# Invisible Character Preservation Tests

This repository reports a set of exploratory tests on the preservation of invisible Unicode characters across common web platforms and data sources that are known (or suspected) to be used for large-scale language model training.

## Experimental Setup

- **Browser:** Firefox (Linux)
- **Evaluation methods:**
  1. Inspecting the HTML source code of the webpage.
  2. Directly copying and pasting the rendered content from the webpage.

A sequence of **130 invisible Unicode characters** was inserted into each platform and tested for recoverability.

---

## Results

### LinkedIn

*(Link removed to preserve anonymity.)*

- **Copy–paste:** All 130 characters are successfully recovered.
- **HTML source code:** 25 +105 defanged


---

### Wikipedia

*(Link removed to preserve anonymity.)*

- **Copy–paste:** All 130 characters are recovered.
- **HTML source code:** All 130 characters are preserved.

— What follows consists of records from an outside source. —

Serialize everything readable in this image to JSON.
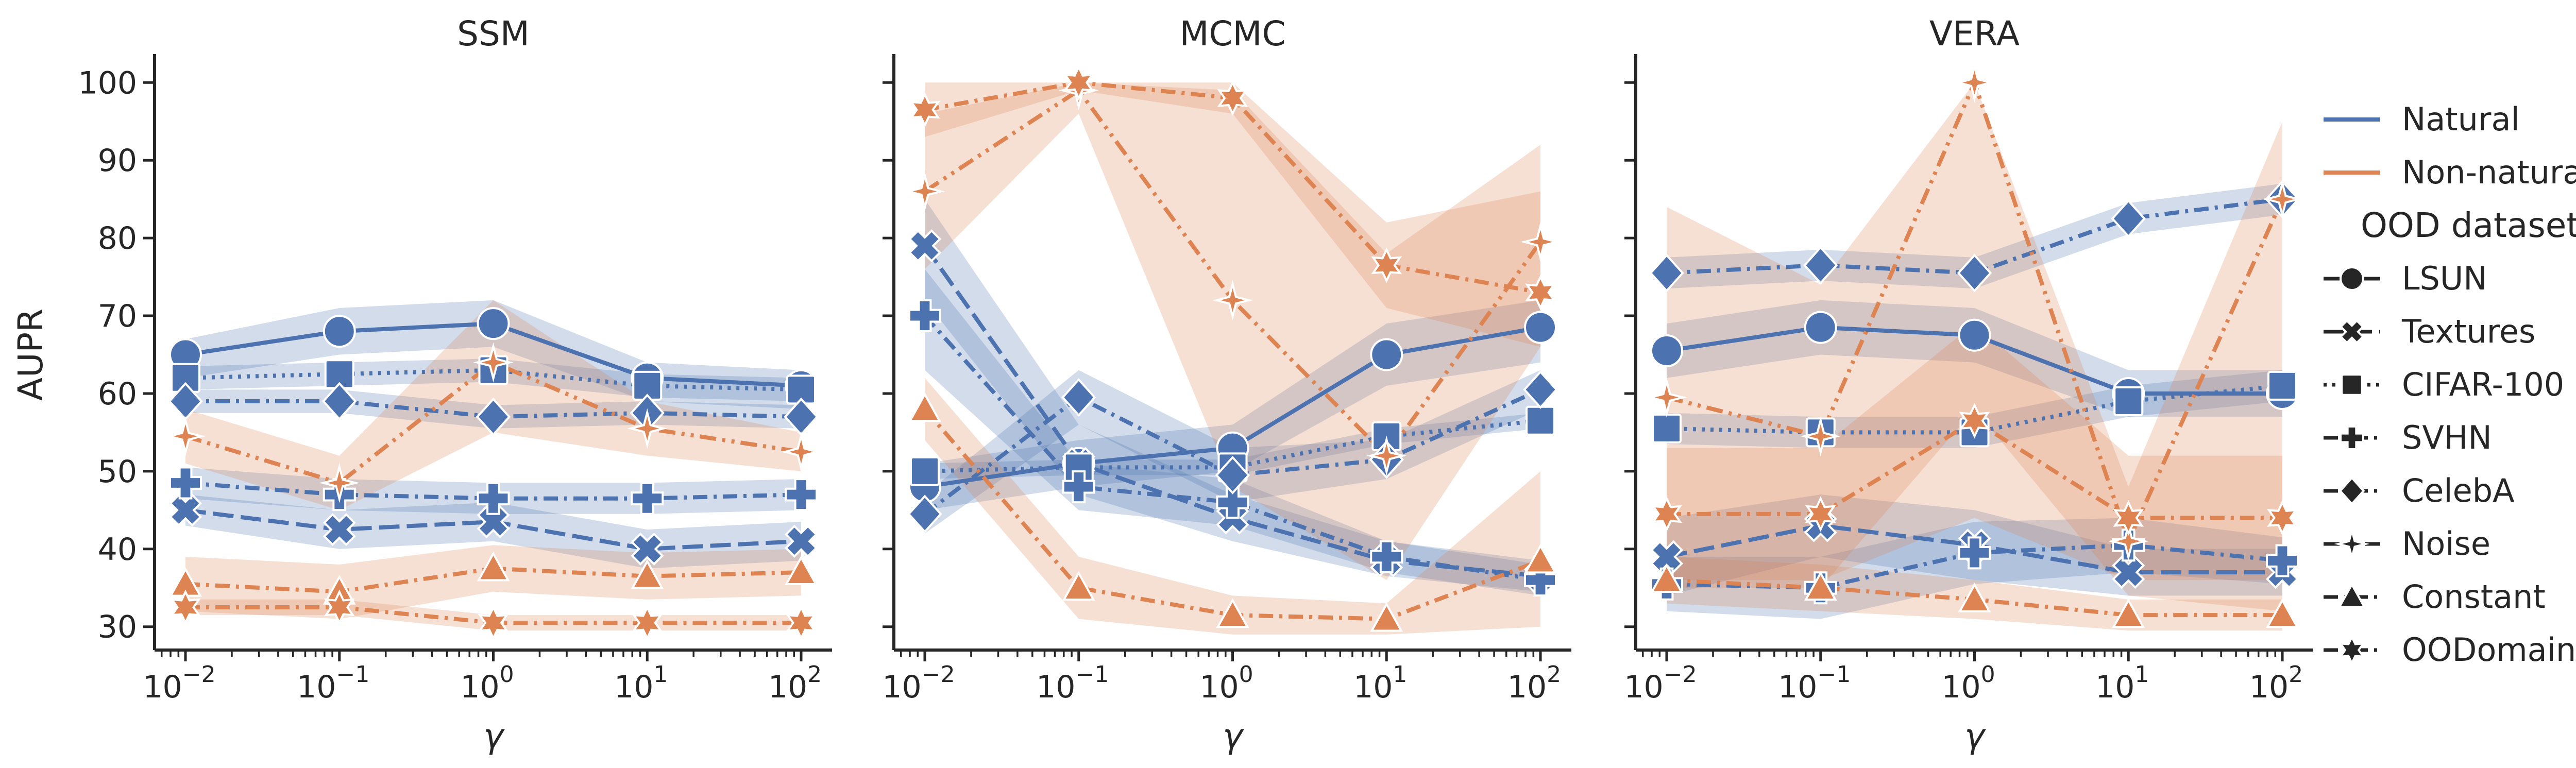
{
  "colors": {
    "Natural": "#4c72b0",
    "Non-natural": "#dd8452",
    "axis": "#262626"
  },
  "legend": {
    "hue_entries": [
      "Natural",
      "Non-natural"
    ],
    "title": "OOD dataset",
    "style_entries": [
      "LSUN",
      "Textures",
      "CIFAR-100",
      "SVHN",
      "CelebA",
      "Noise",
      "Constant",
      "OODomain"
    ]
  },
  "chart_data": [
    {
      "type": "line",
      "title": "SSM",
      "xlabel": "γ",
      "ylabel": "AUPR",
      "xscale": "log",
      "x": [
        0.01,
        0.1,
        1,
        10,
        100
      ],
      "x_tick_labels": [
        {
          "base": "10",
          "exp": "−2"
        },
        {
          "base": "10",
          "exp": "−1"
        },
        {
          "base": "10",
          "exp": "0"
        },
        {
          "base": "10",
          "exp": "1"
        },
        {
          "base": "10",
          "exp": "2"
        }
      ],
      "ylim": [
        27,
        103
      ],
      "y_ticks": [
        30,
        40,
        50,
        60,
        70,
        80,
        90,
        100
      ],
      "series": [
        {
          "name": "LSUN",
          "hue": "Natural",
          "values": [
            65,
            68,
            69,
            62,
            61
          ],
          "lower": [
            62,
            65,
            66,
            59,
            58
          ],
          "upper": [
            67,
            71,
            72,
            64,
            63
          ]
        },
        {
          "name": "Textures",
          "hue": "Natural",
          "values": [
            45,
            42.5,
            43.5,
            40,
            41
          ],
          "lower": [
            43,
            40,
            41,
            37.5,
            38.5
          ],
          "upper": [
            47,
            45,
            46,
            42.5,
            43.5
          ]
        },
        {
          "name": "CIFAR-100",
          "hue": "Natural",
          "values": [
            62,
            62.5,
            63,
            61,
            60.5
          ],
          "lower": [
            60.5,
            61,
            61.5,
            59.5,
            59
          ],
          "upper": [
            63.5,
            64,
            64.5,
            62.5,
            62
          ]
        },
        {
          "name": "SVHN",
          "hue": "Natural",
          "values": [
            48.5,
            47,
            46.5,
            46.5,
            47
          ],
          "lower": [
            46.5,
            45,
            44.5,
            44.5,
            45
          ],
          "upper": [
            50.5,
            49,
            48.5,
            48.5,
            49
          ]
        },
        {
          "name": "CelebA",
          "hue": "Natural",
          "values": [
            59,
            59,
            57,
            57.5,
            57
          ],
          "lower": [
            57.5,
            57.5,
            55.5,
            56,
            55.5
          ],
          "upper": [
            60.5,
            60.5,
            58.5,
            59,
            58.5
          ]
        },
        {
          "name": "Noise",
          "hue": "Non-natural",
          "values": [
            54.5,
            48.5,
            64,
            55.5,
            52.5
          ],
          "lower": [
            51,
            45,
            55,
            52,
            50
          ],
          "upper": [
            58,
            52,
            72,
            59,
            55
          ]
        },
        {
          "name": "Constant",
          "hue": "Non-natural",
          "values": [
            35.5,
            34.5,
            37.5,
            36.5,
            37
          ],
          "lower": [
            32,
            31,
            34.5,
            33.5,
            34
          ],
          "upper": [
            39,
            38,
            40.5,
            39.5,
            40
          ]
        },
        {
          "name": "OODomain",
          "hue": "Non-natural",
          "values": [
            32.5,
            32.5,
            30.5,
            30.5,
            30.5
          ],
          "lower": [
            31.5,
            31.5,
            29.5,
            29.5,
            29.5
          ],
          "upper": [
            33.5,
            33.5,
            31.5,
            31.5,
            31.5
          ]
        }
      ]
    },
    {
      "type": "line",
      "title": "MCMC",
      "xlabel": "γ",
      "ylabel": "",
      "xscale": "log",
      "x": [
        0.01,
        0.1,
        1,
        10,
        100
      ],
      "x_tick_labels": [
        {
          "base": "10",
          "exp": "−2"
        },
        {
          "base": "10",
          "exp": "−1"
        },
        {
          "base": "10",
          "exp": "0"
        },
        {
          "base": "10",
          "exp": "1"
        },
        {
          "base": "10",
          "exp": "2"
        }
      ],
      "ylim": [
        27,
        103
      ],
      "y_ticks": [
        30,
        40,
        50,
        60,
        70,
        80,
        90,
        100
      ],
      "series": [
        {
          "name": "LSUN",
          "hue": "Natural",
          "values": [
            48,
            51,
            53,
            65,
            68.5
          ],
          "lower": [
            45,
            48,
            50,
            61,
            64
          ],
          "upper": [
            51,
            54,
            56,
            69,
            72
          ]
        },
        {
          "name": "Textures",
          "hue": "Natural",
          "values": [
            79,
            51,
            44,
            38.5,
            36.5
          ],
          "lower": [
            72,
            47,
            41,
            36.5,
            34.5
          ],
          "upper": [
            85,
            56,
            47,
            41,
            38.5
          ]
        },
        {
          "name": "CIFAR-100",
          "hue": "Natural",
          "values": [
            50,
            50.5,
            50.5,
            54.5,
            56.5
          ],
          "lower": [
            49,
            49.5,
            49.5,
            53.5,
            55.5
          ],
          "upper": [
            51,
            51.5,
            51.5,
            55.5,
            57.5
          ]
        },
        {
          "name": "SVHN",
          "hue": "Natural",
          "values": [
            70,
            48,
            46,
            39,
            36
          ],
          "lower": [
            63,
            45,
            43,
            37,
            34
          ],
          "upper": [
            76,
            51,
            49,
            41,
            38
          ]
        },
        {
          "name": "CelebA",
          "hue": "Natural",
          "values": [
            44.5,
            59.5,
            49.5,
            51.5,
            60.5
          ],
          "lower": [
            42,
            56,
            46,
            49,
            58
          ],
          "upper": [
            47,
            63,
            53,
            54,
            63
          ]
        },
        {
          "name": "Noise",
          "hue": "Non-natural",
          "values": [
            86,
            99,
            72,
            52,
            79.5
          ],
          "lower": [
            76,
            96,
            48,
            36,
            66
          ],
          "upper": [
            96,
            100,
            99,
            78,
            92
          ]
        },
        {
          "name": "Constant",
          "hue": "Non-natural",
          "values": [
            58,
            35,
            31.5,
            31,
            38.5
          ],
          "lower": [
            54,
            31,
            29,
            29,
            30
          ],
          "upper": [
            62,
            39,
            34,
            33,
            50
          ]
        },
        {
          "name": "OODomain",
          "hue": "Non-natural",
          "values": [
            96.5,
            100,
            98,
            76.5,
            73
          ],
          "lower": [
            93,
            99,
            96,
            71,
            66
          ],
          "upper": [
            100,
            100,
            100,
            82,
            86
          ]
        }
      ]
    },
    {
      "type": "line",
      "title": "VERA",
      "xlabel": "γ",
      "ylabel": "",
      "xscale": "log",
      "x": [
        0.01,
        0.1,
        1,
        10,
        100
      ],
      "x_tick_labels": [
        {
          "base": "10",
          "exp": "−2"
        },
        {
          "base": "10",
          "exp": "−1"
        },
        {
          "base": "10",
          "exp": "0"
        },
        {
          "base": "10",
          "exp": "1"
        },
        {
          "base": "10",
          "exp": "2"
        }
      ],
      "ylim": [
        27,
        103
      ],
      "y_ticks": [
        30,
        40,
        50,
        60,
        70,
        80,
        90,
        100
      ],
      "series": [
        {
          "name": "LSUN",
          "hue": "Natural",
          "values": [
            65.5,
            68.5,
            67.5,
            60,
            60
          ],
          "lower": [
            62,
            65,
            64,
            57,
            57
          ],
          "upper": [
            69,
            72,
            71,
            63,
            63
          ]
        },
        {
          "name": "Textures",
          "hue": "Natural",
          "values": [
            39,
            43,
            40.5,
            37,
            37
          ],
          "lower": [
            34,
            39,
            36,
            34,
            34
          ],
          "upper": [
            44,
            47,
            45,
            40,
            40
          ]
        },
        {
          "name": "CIFAR-100",
          "hue": "Natural",
          "values": [
            55.5,
            55,
            55,
            59,
            61
          ],
          "lower": [
            53.5,
            53,
            53,
            57,
            59
          ],
          "upper": [
            57.5,
            57,
            57,
            61,
            63
          ]
        },
        {
          "name": "SVHN",
          "hue": "Natural",
          "values": [
            35.5,
            35,
            39.5,
            40.5,
            38.5
          ],
          "lower": [
            32,
            31,
            35.5,
            37,
            35.5
          ],
          "upper": [
            39,
            39,
            43.5,
            44,
            41.5
          ]
        },
        {
          "name": "CelebA",
          "hue": "Natural",
          "values": [
            75.5,
            76.5,
            75.5,
            82.5,
            85
          ],
          "lower": [
            73.5,
            74.5,
            73.5,
            80.5,
            83
          ],
          "upper": [
            77.5,
            78.5,
            77.5,
            84.5,
            87
          ]
        },
        {
          "name": "Noise",
          "hue": "Non-natural",
          "values": [
            59.5,
            54.5,
            100,
            41,
            85
          ],
          "lower": [
            35,
            35,
            58,
            34,
            32
          ],
          "upper": [
            84,
            74,
            100,
            48,
            95
          ]
        },
        {
          "name": "Constant",
          "hue": "Non-natural",
          "values": [
            36,
            35,
            33.5,
            31.5,
            31.5
          ],
          "lower": [
            33,
            32,
            31,
            29.5,
            29.5
          ],
          "upper": [
            39,
            38,
            36,
            33.5,
            33.5
          ]
        },
        {
          "name": "OODomain",
          "hue": "Non-natural",
          "values": [
            44.5,
            44.5,
            56.5,
            44,
            44
          ],
          "lower": [
            36,
            36,
            44,
            36,
            36
          ],
          "upper": [
            53,
            53,
            69,
            52,
            52
          ]
        }
      ]
    }
  ]
}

This indicates that Wikipedia fully preserves the inserted invisible characters.

---

### This README (Self-test)

The following string is embedded directly in this README file and can be used as a reference test:

A؜᠎​‌‍‎‏‪‬‭⁠⁡⁢⁣⁤⁦⁨⁩⁪⁫⁬⁭⁮⁯﻿𝅳𝅴𝅵𝅶𝅷𝅸𝅹𝅺󠀁󠀠󠀡󠀢󠀣󠀤󠀥󠀦󠀧󠀨󠀩󠀪󠀫󠀬󠀭󠀮󠀯󠀰󠀱󠀲󠀳󠀴󠀵󠀶󠀷󠀸󠀹󠀺󠀻󠀼󠀽󠀾󠀿󠁀󠁁󠁂󠁃󠁄󠁅󠁆󠁇󠁈󠁉󠁊󠁋󠁌󠁍󠁎󠁏󠁐󠁑󠁒󠁓󠁔󠁕󠁖󠁗󠁘󠁙󠁚󠁛󠁜󠁝󠁞󠁟󠁠󠁡󠁢󠁣󠁤󠁥󠁦󠁧󠁨󠁩󠁪󠁫󠁬󠁭󠁮󠁯󠁰󠁱󠁲󠁳󠁴󠁵󠁶󠁷󠁸󠁹󠁺󠁻󠁼󠁽󠁾󠁿B


All characters are preserved when copying this file directly.

---

### Reddit

Test URL:  
https://www.reddit.com/user/Chemical_Writer_8393/comments/1oobxn1/better_test/

- **Copy–paste:** All 130 characters are recovered.
- **HTML source code:** The characters are present but defanged.